You had been downvoted at the time of my reply. I don't know why - you make some good points.

> But let's make the argument based on sound reasoning and data, not insults and "common sense".

I strongly agree. When someone talks about homeopathy it's easy to dismiss it as nonsense, and we only need a few studies to tell us it's nonsense. But when someone makes a calm, sensible claim with a reasonable method of action ("helmets protect the brain") it's more important to get good quality science to investigate these claims, to eliminate our biases and to eliminate confounding factors.

Imagine a crash where someone's head scrapes along the ground. Now give that person a helmet. With the wrong materials the helmet will "snag" the ground. This could mean that the head sticks while the body keeps going, risking severe spinal injury.

While the science around driver perception of helmet-wearing cyclists is weak it's a reasonable statement - "drivers give less room to people wearing helmets because they assume a better rider". That could be testable in driving simulators, and that would give use good quality data.

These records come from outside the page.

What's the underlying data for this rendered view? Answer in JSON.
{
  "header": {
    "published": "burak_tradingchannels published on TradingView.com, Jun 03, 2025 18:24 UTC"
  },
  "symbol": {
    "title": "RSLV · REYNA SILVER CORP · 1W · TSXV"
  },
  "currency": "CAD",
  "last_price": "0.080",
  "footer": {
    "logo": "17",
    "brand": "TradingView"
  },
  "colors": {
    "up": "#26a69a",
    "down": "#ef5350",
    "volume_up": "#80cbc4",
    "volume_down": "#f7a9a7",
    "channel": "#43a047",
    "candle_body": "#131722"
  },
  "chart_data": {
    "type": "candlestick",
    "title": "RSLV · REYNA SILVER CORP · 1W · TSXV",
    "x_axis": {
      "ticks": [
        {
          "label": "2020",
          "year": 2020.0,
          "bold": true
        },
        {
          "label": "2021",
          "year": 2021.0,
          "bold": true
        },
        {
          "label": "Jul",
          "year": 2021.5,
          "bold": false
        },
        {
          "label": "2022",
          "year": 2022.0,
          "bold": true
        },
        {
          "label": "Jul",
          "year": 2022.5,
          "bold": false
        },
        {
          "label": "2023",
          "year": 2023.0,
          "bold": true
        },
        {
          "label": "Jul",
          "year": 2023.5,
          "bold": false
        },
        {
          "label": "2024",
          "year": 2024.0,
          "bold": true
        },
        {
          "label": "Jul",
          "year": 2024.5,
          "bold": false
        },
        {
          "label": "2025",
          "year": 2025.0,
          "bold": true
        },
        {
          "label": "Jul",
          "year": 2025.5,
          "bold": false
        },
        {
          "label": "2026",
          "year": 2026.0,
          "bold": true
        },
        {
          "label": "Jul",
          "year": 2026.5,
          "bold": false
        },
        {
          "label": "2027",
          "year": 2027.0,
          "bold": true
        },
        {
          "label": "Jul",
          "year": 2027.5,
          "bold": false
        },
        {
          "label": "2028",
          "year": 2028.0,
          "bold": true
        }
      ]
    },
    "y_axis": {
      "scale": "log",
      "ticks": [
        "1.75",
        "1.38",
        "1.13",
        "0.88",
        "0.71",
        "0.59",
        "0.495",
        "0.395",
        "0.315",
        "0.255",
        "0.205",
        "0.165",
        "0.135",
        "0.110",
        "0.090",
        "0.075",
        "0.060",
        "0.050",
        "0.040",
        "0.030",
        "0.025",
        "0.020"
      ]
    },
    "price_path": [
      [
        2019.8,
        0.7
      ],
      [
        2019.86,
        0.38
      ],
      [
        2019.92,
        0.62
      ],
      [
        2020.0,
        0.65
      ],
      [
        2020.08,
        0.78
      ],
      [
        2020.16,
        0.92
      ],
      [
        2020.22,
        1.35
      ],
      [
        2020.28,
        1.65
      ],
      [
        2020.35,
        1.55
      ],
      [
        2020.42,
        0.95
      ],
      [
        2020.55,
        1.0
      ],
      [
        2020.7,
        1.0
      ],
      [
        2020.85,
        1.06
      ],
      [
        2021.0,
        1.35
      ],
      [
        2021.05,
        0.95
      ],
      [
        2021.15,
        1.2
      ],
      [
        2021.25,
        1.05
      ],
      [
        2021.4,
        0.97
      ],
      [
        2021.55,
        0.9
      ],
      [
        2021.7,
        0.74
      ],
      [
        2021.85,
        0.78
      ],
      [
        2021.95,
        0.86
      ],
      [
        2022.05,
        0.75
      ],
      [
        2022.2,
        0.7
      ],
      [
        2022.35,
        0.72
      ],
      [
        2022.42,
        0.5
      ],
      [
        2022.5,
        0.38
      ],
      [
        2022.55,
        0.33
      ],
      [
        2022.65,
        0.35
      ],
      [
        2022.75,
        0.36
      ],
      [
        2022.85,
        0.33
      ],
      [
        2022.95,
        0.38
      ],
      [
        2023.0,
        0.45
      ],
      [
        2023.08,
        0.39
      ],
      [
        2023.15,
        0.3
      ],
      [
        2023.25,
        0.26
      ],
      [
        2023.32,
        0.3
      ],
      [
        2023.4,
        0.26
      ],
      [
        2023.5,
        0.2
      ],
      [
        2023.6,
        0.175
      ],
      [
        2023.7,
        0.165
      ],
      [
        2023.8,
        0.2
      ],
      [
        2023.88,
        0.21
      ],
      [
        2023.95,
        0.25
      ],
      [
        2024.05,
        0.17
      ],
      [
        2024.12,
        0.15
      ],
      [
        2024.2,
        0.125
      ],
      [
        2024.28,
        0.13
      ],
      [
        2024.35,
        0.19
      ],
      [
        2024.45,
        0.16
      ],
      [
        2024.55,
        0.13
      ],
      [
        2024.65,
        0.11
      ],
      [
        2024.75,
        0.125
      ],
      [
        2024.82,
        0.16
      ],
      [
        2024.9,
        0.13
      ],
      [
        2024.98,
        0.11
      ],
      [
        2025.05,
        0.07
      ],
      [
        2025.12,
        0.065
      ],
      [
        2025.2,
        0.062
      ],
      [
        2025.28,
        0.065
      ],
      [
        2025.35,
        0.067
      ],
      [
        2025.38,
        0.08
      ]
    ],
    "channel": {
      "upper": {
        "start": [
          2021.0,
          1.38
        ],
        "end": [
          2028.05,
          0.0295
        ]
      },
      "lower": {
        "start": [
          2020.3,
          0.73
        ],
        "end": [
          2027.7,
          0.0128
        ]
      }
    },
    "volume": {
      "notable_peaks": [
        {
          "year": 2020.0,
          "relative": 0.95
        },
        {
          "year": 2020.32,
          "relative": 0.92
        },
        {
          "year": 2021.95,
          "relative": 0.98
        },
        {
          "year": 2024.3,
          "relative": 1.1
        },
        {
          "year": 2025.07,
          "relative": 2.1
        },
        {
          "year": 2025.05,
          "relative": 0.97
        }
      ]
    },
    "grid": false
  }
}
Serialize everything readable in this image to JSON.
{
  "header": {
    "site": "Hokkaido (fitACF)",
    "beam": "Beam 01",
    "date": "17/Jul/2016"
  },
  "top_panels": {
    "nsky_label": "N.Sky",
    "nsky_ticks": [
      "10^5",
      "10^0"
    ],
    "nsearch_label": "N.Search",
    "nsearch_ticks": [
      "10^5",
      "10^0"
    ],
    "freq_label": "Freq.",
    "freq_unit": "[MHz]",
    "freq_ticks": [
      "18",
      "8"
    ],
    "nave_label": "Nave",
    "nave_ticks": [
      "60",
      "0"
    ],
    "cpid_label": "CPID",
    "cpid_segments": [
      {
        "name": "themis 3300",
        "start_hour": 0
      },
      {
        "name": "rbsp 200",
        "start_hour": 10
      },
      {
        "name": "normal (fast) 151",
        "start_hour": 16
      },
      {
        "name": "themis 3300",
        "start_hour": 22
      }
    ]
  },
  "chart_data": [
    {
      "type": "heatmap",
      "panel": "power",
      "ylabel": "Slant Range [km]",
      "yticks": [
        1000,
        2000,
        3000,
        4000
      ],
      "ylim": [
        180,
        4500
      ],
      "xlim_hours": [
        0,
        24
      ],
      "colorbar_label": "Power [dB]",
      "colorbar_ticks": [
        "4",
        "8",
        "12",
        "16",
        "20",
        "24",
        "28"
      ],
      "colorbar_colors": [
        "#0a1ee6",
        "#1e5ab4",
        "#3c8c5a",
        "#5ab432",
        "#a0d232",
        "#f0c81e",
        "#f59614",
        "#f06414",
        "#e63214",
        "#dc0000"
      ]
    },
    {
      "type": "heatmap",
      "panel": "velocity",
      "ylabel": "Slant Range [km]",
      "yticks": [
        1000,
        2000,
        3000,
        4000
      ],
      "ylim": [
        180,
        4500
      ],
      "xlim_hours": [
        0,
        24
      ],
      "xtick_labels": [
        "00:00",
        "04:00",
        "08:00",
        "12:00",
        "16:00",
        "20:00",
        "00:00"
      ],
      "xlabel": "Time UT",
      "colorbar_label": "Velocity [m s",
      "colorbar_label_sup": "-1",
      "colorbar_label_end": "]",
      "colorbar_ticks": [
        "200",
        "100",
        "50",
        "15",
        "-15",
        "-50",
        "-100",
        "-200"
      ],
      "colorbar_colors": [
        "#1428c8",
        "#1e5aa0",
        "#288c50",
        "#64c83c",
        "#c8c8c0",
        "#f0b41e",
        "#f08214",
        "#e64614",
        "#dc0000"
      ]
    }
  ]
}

It's nice to hear anecdote. "I wear a helmet because ..." or "I don't wear a helmet because ..." are good things to hear. It gives context to the data and the science. But these are not reasons for everyone to follow the advice.


It's fun to watch a crowd of nominally intelligent people so thoroughly mix up arguments with the conclusions.

If you make a bad argument in favor of wearing helmets, then it's a bad argument regardless of whether helmets are effective. But the moment you call it out, you get nothing but people talking about how irresponsible you are for recommending people not wear helmets.

The exact same thing is going on over in the Arafat discussion. People make crazy arguments about how Arafat (or other people) was killed and then, when called out on it, act like it's the conclusion being attacked, not the reasoning.